By Jared Newman | Monday, April 18, 2011 at 7:36 am
Last year, a few video game publishers started withholding online multiplayer from used video games unless buyers paid $10 for an activation code. I figured that was just the beginning of the attack on second-hand sales.
Sure enough, SOCOM 4: U.S. Navy Seals charts a new course in punishing used game buyers, and it’s at once better and worse than the status quo of $10 online passes.
As described on the official Playstation Blog, SOCOM 4 will let all players access the game’s multiplayer portion — as it should, because online play has always been SOCOM’s main attraction — but used game buyers will miss out on special guns, game types, and other perks to be added later.
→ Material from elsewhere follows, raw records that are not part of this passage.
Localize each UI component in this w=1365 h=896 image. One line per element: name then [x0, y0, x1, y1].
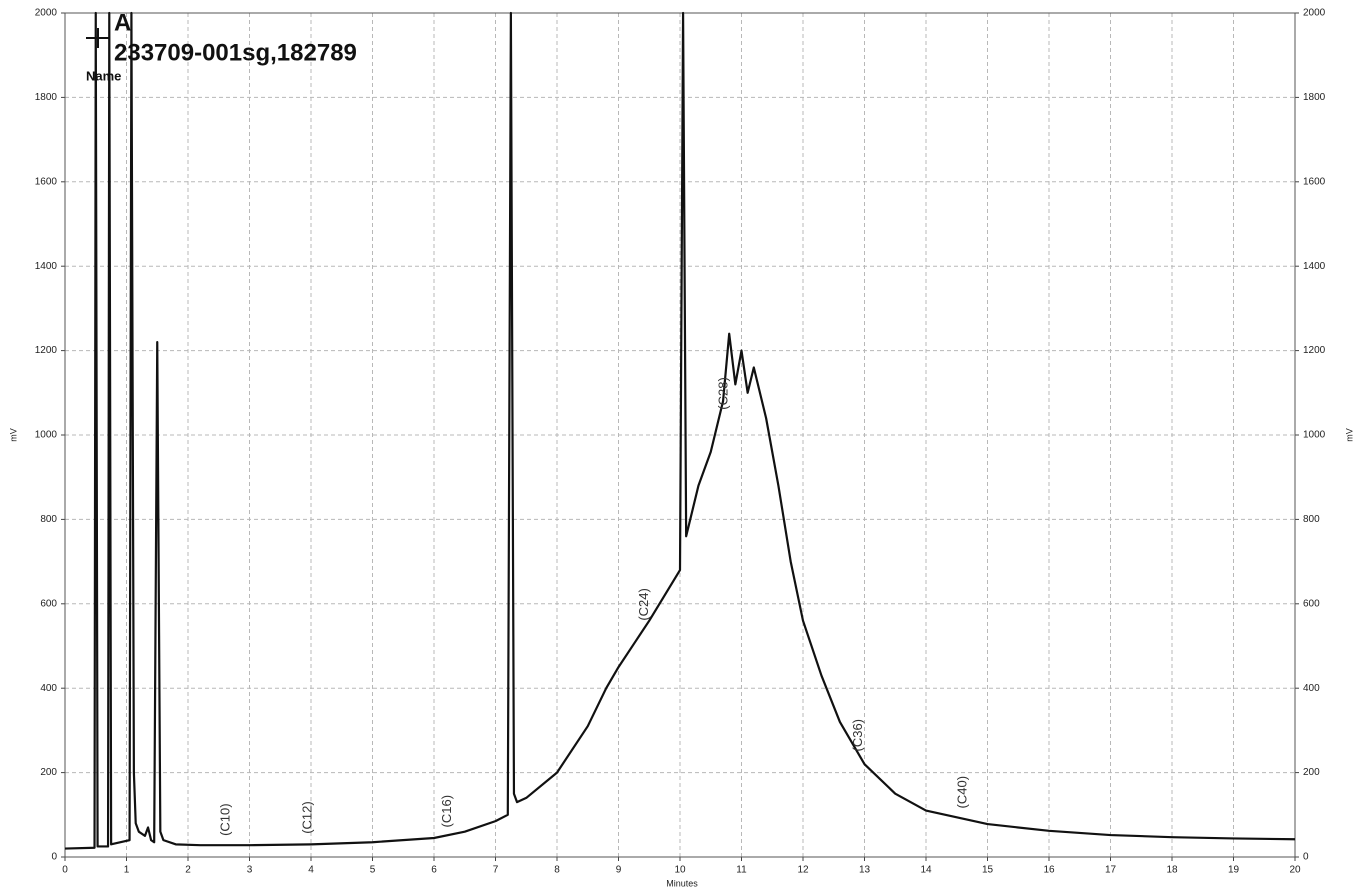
x-tick-label: 17 [1105, 865, 1117, 876]
y-axis-label: mV [8, 428, 18, 442]
x-tick-label: 5 [370, 865, 376, 876]
x-tick-label: 11 [736, 865, 747, 876]
y2-tick-label: 200 [1303, 767, 1320, 778]
x-tick-label: 6 [431, 865, 437, 876]
y-tick-label: 1600 [35, 176, 58, 187]
plot-frame [64, 12, 1296, 858]
peak-annotation: (C24) [636, 588, 651, 621]
y-tick-label: 0 [51, 852, 57, 863]
y-tick-label: 1800 [35, 92, 58, 103]
peak-annotation: (C28) [716, 377, 731, 410]
y-tick-label: 600 [40, 598, 57, 609]
y-tick-label: 2000 [35, 8, 58, 19]
y2-tick-label: 1000 [1303, 430, 1326, 441]
y-tick-label: 200 [40, 767, 57, 778]
peak-annotation: (C16) [439, 795, 454, 828]
y2-tick-label: 0 [1303, 852, 1309, 863]
y2-axis-label: mV [1344, 428, 1354, 442]
peak-annotation: (C36) [850, 719, 865, 752]
peak-annotation: (C12) [299, 801, 314, 834]
x-tick-label: 15 [982, 865, 994, 876]
peak-annotation: (C40) [954, 776, 969, 809]
y2-tick-label: 600 [1303, 598, 1320, 609]
x-tick-label: 20 [1289, 865, 1301, 876]
x-tick-label: 1 [124, 865, 130, 876]
x-tick-label: 7 [493, 865, 499, 876]
legend-entry: A [114, 9, 131, 36]
y2-tick-label: 1400 [1303, 261, 1326, 272]
x-tick-label: 14 [920, 865, 932, 876]
x-tick-label: 9 [616, 865, 622, 876]
y2-tick-label: 1200 [1303, 345, 1326, 356]
peak-annotation: (C10) [218, 803, 233, 836]
y2-tick-label: 400 [1303, 683, 1320, 694]
x-tick-label: 8 [554, 865, 560, 876]
y-tick-label: 1000 [35, 430, 58, 441]
y2-tick-label: 1600 [1303, 176, 1326, 187]
y-tick-label: 1200 [35, 345, 58, 356]
x-tick-label: 19 [1228, 865, 1240, 876]
x-tick-label: 12 [797, 865, 809, 876]
x-tick-label: 3 [247, 865, 253, 876]
y2-tick-label: 800 [1303, 514, 1320, 525]
y-tick-label: 800 [40, 514, 57, 525]
x-tick-label: 16 [1043, 865, 1055, 876]
y2-tick-label: 1800 [1303, 92, 1326, 103]
x-tick-label: 10 [674, 865, 686, 876]
data-line [64, 11, 1296, 850]
x-tick-label: 18 [1166, 865, 1178, 876]
y-tick-label: 1400 [35, 261, 58, 272]
legend-title: Name [86, 68, 121, 83]
legend-sample: 233709-001sg,182789 [114, 39, 357, 66]
x-tick-label: 13 [859, 865, 871, 876]
y-tick-label: 400 [40, 683, 57, 694]
x-tick-label: 2 [185, 865, 191, 876]
x-tick-label: 4 [308, 865, 314, 876]
x-axis-label: Minutes [666, 878, 698, 888]
y2-tick-label: 2000 [1303, 8, 1326, 19]
x-tick-label: 0 [62, 865, 68, 876]
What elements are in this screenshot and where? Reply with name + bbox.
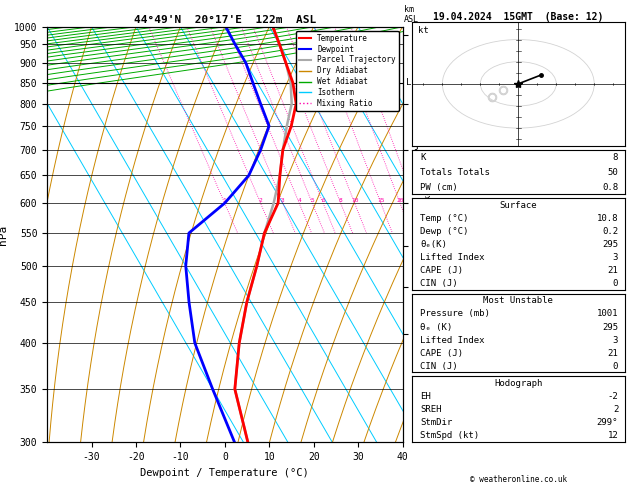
Text: SREH: SREH: [421, 405, 442, 414]
Text: 3: 3: [613, 336, 618, 345]
Text: 1: 1: [223, 198, 226, 203]
Text: θₑ(K): θₑ(K): [421, 240, 447, 249]
Text: km
ASL: km ASL: [404, 5, 419, 24]
Text: 20: 20: [396, 198, 404, 203]
Text: CIN (J): CIN (J): [421, 279, 458, 288]
Text: 0.2: 0.2: [602, 227, 618, 236]
Text: 10: 10: [351, 198, 359, 203]
Text: 12: 12: [608, 432, 618, 440]
Text: 2: 2: [613, 405, 618, 414]
Text: StmSpd (kt): StmSpd (kt): [421, 432, 480, 440]
Text: Lifted Index: Lifted Index: [421, 336, 485, 345]
Text: PW (cm): PW (cm): [421, 183, 458, 192]
Text: 25: 25: [411, 198, 419, 203]
Text: 19.04.2024  15GMT  (Base: 12): 19.04.2024 15GMT (Base: 12): [433, 12, 603, 22]
Text: 5: 5: [310, 198, 314, 203]
Title: 44°49'N  20°17'E  122m  ASL: 44°49'N 20°17'E 122m ASL: [134, 15, 316, 25]
Y-axis label: Mixing Ratio (g/kg): Mixing Ratio (g/kg): [424, 183, 433, 286]
Text: CIN (J): CIN (J): [421, 362, 458, 371]
Text: 299°: 299°: [597, 418, 618, 427]
Text: Surface: Surface: [499, 201, 537, 210]
Legend: Temperature, Dewpoint, Parcel Trajectory, Dry Adiabat, Wet Adiabat, Isotherm, Mi: Temperature, Dewpoint, Parcel Trajectory…: [296, 31, 399, 111]
Text: Temp (°C): Temp (°C): [421, 214, 469, 223]
Text: StmDir: StmDir: [421, 418, 453, 427]
Text: Lifted Index: Lifted Index: [421, 253, 485, 262]
Text: 0.8: 0.8: [602, 183, 618, 192]
Text: 1001: 1001: [597, 310, 618, 318]
Text: 295: 295: [602, 240, 618, 249]
Text: kt: kt: [418, 26, 429, 35]
Text: © weatheronline.co.uk: © weatheronline.co.uk: [470, 474, 567, 484]
Text: Most Unstable: Most Unstable: [483, 296, 554, 305]
Text: θₑ (K): θₑ (K): [421, 323, 453, 331]
Text: Dewp (°C): Dewp (°C): [421, 227, 469, 236]
Text: CAPE (J): CAPE (J): [421, 266, 464, 275]
Text: 0: 0: [613, 362, 618, 371]
Text: 21: 21: [608, 349, 618, 358]
Text: Totals Totals: Totals Totals: [421, 168, 491, 177]
Text: -2: -2: [608, 392, 618, 401]
Text: 15: 15: [377, 198, 384, 203]
Text: 4: 4: [298, 198, 301, 203]
Text: 10.8: 10.8: [597, 214, 618, 223]
Text: 6: 6: [321, 198, 325, 203]
Y-axis label: hPa: hPa: [0, 225, 8, 244]
Text: 0: 0: [613, 279, 618, 288]
Text: 8: 8: [339, 198, 343, 203]
Text: 21: 21: [608, 266, 618, 275]
X-axis label: Dewpoint / Temperature (°C): Dewpoint / Temperature (°C): [140, 468, 309, 478]
Text: EH: EH: [421, 392, 431, 401]
Text: 3: 3: [613, 253, 618, 262]
Text: 8: 8: [613, 154, 618, 162]
Text: 2: 2: [259, 198, 262, 203]
Text: 3: 3: [281, 198, 285, 203]
Text: LCL: LCL: [406, 78, 422, 87]
Text: Pressure (mb): Pressure (mb): [421, 310, 491, 318]
Text: K: K: [421, 154, 426, 162]
Text: Hodograph: Hodograph: [494, 379, 542, 388]
Text: CAPE (J): CAPE (J): [421, 349, 464, 358]
Text: 295: 295: [602, 323, 618, 331]
Text: 50: 50: [608, 168, 618, 177]
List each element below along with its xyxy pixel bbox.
To get these features with a used copy of the game, you’ll have to buy a $15 activation code.
Sony’s spinning this bundle of features, dubbed “SOCOM Pro,” as an enhancement for new game buyers, rather than a drawback for used copies. It’s semantics, sure, but it’s also the direction in which these used game restrictions should be going.
Multiplayer paywalls do little to entice the customer. Players need to get hooked if they’re expected to pay for extra features, and two-day trials, like the ones Electronic Arts offers with its used games, don’t cut it. Sony’s approach with SOCOM Pro is more like some of the “Lite” apps you find in the iOS App Store. They’re enough to enjoy on their own, but a subset of players will be interested enough to pay extra for more features.
My concern is still that over time, publishers will hide more features behind activation codes, so the used version is barely worth buying. SOCOM 4 is another step in that direction.